If they were muties with dark sight, he would be in the greatest danger. Then it wouldn't matter much if they were armed with flintlock muskets; he'd still be in a load of trouble. That thought made him tuck the weighted white silk scarf out of sight under the coat. He hunched and waited.

The lightning hit a tree less than a hundred paces away from him. He flinched, closing his eye against the instant blindness. The brutal thunder enveloped him, numbing his senses. He licked his lips, tasting the harsh, metallic flavor of ozone. If the attackers had been close enough, they could have taken him like a light-dazed rabbit.

"Scorch it to hell!" he cursed. Rubbing furiously at his right eye, seeing only a crimson mist, he blinked again and again. His head was lowered against the driving rain as he desperately fought to clear his vision.

He peered cautiously around the bole of the tumbled tree.

And saw them.

"Six. Seven," he muttered. All wearing the black waterproof slickers favored by the sec men from Mocsin. Hooded. High black boots. Oddly, not one of them was carrying a weapon at the ready, though he could make out rifles slung across the shoulders of some of them.

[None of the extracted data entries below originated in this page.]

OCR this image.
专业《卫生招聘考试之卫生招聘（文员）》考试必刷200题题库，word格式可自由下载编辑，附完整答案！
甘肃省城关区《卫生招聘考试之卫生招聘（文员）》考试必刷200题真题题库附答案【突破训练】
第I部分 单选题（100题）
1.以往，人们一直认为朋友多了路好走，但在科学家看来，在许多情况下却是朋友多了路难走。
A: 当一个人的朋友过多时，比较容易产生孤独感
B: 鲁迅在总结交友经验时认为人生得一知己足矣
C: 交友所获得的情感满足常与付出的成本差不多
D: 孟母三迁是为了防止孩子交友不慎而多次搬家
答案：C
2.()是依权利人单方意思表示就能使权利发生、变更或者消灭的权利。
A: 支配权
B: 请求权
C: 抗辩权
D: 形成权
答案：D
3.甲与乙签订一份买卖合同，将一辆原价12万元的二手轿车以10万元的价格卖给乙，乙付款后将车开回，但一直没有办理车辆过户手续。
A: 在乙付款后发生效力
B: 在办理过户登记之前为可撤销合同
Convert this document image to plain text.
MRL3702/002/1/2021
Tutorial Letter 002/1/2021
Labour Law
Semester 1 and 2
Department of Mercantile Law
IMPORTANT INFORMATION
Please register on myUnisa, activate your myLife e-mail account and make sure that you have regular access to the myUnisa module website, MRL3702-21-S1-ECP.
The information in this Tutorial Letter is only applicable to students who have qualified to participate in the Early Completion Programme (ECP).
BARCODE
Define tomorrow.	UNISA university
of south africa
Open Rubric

It looked as if two of them were wounded, leaning on the arms of others.

They seemed more like refugees than a raiding party.

Either way, Ryan was going to wipe them from the face of this place of nukeshit and soul death called Earth. He set the LAPA on automatic and readied himself, bracing for the kick of the gun. At a range now of less than forty paces, he could take them all out in one savage raking burst of fire.